#Electricité La Suisse produit plus d’électricité qu’elle n’en consomme en été, et moins en hiver, où elle dépend des importations.
Ce déséquilibre, aujourd’hui de 7 TWh (grosso modo la production annuelle d’une centrale nucléaire), devrait s’accentuer avec l’avancée de la transition énergétique. La Suisse comptera de plus en plus de panneaux photovoltaïques, qui produisent surtout en été, et de pompes à chaleur, qui consomment surtout en hiver. Le déséquilibre pourrait donc monter à 10 TWh en 2050, selon la Confédération. «En été, le réseau ne pourra pas absorber toute l’électricité photovoltaïque», prévient Alexandre Closset, chef de projet partenaires industriels de la Coalition for Green Energy and Storage. «En hiver, il ne parviendra pas à acheminer toute l’électricité vers le consommateur. Nous avons fait des calculs pour une région qui veut convertir tous ses chauffages en pompes à chaleur et faire passer tout le parc automobile à la propulsion électrique. Pour que le réseau soit capable d’absorber toutes ces demandes supplémentaires, il faudrait multiplier sa capacité par dix-huit.»
Stockage
Pourrait-on stocker l’excédent de courant estival pour l’utiliser en hiver? C’est l’une des questions sur lesquelles se penche la Coalition for Green Energy and Storage, un groupe d’acteurs publics et privés réunis autour de l’EPFL de l’EPFZ, de l’ Institut Paul Scherer et du Laboratoire fédéral d'essai des matériaux et de recherche (EMPA). Oubliez tout de suite l’idée de stocker l’électricité dans des batteries du type de celles utilisées par les Tesla: il en faudrait septante millions pour y parvenir, pour un coût minimum de sept cent milliards de francs, a calculé la coalition. Le procédé entraînerait par ailleurs une énorme consommation de métaux, dont l’extraction peut provoquer de sérieux dommages environnementaux.

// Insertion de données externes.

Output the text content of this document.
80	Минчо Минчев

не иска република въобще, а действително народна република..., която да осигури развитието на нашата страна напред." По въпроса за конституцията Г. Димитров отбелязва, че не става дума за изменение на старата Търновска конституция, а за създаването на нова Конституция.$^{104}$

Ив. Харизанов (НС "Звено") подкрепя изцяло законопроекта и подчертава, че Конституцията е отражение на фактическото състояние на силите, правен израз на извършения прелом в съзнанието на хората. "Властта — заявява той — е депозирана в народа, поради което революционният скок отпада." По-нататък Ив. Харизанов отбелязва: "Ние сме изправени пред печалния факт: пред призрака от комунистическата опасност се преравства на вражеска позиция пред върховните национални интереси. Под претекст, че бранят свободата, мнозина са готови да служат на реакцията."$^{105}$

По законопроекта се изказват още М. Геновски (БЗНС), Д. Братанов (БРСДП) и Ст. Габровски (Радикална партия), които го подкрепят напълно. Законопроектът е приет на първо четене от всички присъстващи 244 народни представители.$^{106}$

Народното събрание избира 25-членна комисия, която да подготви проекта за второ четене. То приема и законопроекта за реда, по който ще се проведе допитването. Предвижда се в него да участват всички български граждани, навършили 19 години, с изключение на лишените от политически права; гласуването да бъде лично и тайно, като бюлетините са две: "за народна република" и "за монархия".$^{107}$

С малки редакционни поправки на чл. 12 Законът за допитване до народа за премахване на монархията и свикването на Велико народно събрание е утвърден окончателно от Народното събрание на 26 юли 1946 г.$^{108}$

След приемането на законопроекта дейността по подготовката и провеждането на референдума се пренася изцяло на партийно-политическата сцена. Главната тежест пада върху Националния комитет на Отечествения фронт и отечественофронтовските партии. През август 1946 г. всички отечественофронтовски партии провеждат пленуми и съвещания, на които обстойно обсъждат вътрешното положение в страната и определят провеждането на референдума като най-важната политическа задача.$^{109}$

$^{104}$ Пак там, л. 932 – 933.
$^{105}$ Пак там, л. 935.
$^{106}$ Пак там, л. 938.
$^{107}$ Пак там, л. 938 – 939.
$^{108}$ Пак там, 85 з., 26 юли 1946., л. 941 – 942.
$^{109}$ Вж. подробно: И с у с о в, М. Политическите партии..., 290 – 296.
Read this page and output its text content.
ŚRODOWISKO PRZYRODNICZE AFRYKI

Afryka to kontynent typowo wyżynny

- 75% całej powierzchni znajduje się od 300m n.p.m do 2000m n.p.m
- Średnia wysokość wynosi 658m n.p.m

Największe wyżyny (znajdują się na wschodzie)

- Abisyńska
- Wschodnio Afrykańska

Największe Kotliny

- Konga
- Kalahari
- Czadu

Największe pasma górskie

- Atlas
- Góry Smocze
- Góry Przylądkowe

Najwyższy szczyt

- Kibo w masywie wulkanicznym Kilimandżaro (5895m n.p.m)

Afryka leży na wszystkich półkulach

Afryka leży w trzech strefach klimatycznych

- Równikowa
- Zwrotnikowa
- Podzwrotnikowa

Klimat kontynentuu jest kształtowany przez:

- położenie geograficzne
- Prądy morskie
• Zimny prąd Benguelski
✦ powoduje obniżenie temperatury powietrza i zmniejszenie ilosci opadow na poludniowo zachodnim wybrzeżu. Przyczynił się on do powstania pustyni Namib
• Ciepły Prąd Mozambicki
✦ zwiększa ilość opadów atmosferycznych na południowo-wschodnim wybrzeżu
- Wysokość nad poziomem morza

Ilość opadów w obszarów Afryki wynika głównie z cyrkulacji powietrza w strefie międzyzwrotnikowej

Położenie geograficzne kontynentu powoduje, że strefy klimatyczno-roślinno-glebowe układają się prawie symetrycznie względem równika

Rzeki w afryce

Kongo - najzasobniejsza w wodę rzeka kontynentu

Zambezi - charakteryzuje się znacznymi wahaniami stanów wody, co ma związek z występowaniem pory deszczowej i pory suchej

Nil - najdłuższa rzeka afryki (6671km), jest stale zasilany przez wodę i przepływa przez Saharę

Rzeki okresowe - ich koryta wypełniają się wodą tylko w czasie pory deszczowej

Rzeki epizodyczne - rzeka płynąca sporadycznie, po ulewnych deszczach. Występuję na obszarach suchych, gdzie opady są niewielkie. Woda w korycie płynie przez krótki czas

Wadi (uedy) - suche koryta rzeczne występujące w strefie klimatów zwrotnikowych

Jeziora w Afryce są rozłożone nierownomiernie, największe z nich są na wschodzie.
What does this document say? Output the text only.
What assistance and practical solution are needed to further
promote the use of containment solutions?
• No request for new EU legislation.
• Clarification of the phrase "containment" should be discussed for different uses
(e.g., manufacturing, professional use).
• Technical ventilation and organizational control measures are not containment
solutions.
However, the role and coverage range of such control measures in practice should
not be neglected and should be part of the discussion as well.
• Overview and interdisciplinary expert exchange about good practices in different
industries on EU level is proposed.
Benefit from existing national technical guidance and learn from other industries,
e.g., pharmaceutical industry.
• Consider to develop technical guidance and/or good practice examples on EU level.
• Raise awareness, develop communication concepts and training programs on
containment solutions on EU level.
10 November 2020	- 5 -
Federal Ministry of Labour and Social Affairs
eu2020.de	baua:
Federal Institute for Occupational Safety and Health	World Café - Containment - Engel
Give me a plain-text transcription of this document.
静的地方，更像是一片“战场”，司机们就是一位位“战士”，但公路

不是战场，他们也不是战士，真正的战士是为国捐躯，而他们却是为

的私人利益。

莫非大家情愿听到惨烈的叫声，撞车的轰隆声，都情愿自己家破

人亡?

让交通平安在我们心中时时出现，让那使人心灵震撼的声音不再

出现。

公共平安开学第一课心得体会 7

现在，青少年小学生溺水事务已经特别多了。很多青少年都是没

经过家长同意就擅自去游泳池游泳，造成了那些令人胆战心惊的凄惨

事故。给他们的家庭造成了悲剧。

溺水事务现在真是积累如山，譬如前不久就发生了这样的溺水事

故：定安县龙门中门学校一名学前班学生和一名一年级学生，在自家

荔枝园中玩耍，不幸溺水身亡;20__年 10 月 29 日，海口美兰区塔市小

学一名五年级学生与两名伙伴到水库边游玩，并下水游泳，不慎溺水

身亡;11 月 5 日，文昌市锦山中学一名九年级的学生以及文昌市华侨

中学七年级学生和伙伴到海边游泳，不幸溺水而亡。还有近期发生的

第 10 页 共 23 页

Le pompage-turbinage (qui consiste à utiliser l’électricité excédentaire pour remonter l’eau dans des barrages de montagne afin de la turbiner quand on en a besoin) pourrait-il faire l’affaire? Stocker la quantité d’eau nécessaire nécessiterait la construction de quatre barrages de la taille de la Grande Dixence – une option difficilement envisageable. «Transformer l’électricité en hydrogène vert et le stocker dans des tubes coûterait jusqu’à septante milliards de francs, l’utiliser pour produire du méthane et le stocker dans des cavernes cinq milliards de francs», poursuit Alexandre Closset.
Méthanol
La coalition étudie la possibilité d’utiliser l’électricité excédentaire pour produire de l’hydrogène vert, puis de transformer celui-ci en méthanol, le plus simple des alcools. Il a le bon goût d’être liquide, ce qui lui permet d’être stocké facilement. Le coût total du stockage de 10 TWh se situerait entre cinq cent millions à un milliard de francs – soit environ dix à vingt fois moins que le coût d’une centrale nucléaire de seconde génération. On peut ensuite facilement utiliser cette substance pour produire de l’électricité et de la chaleur. Une installation d’une puissance d’1 MW – l’équivalent de deux ou trois mâts d’éoliennes – devrait être construite dans les années à venir, afin de tester le concept. Le stockage de l’électricité sous forme d’hydrogène devait être fait à l’échelon local. «Un quartier produira en été le surplus d’électricité qu’il consommera en hiver, sans surcharger le réseau», résume Alexandre Closset. S’il produit trop d’hydrogène pour ses besoins, il pourra l’injecter dans le réseau de gaz, qui tolère une certaine proportion de cette substance. Des sites d’une certaine taille pourront aussi le transformer en méthanol, voire en méthane.
Un pessimiste regrettera qu’une partie substantielle de l’énergie soit perdue dans les opérations de transformation – environ 50%, si l’on valorise la chaleur qu’elles génèrent. Un optimiste répondra qu’il s’agit d’électricité excédentaire, qu’on ne pourrait pas utiliser autrement. On récupérera 50% d’une énergie qui serait perdue sans cela.
Quant au coût, il est encore difficile à évaluer, mais fait déjà l’objet de discussions.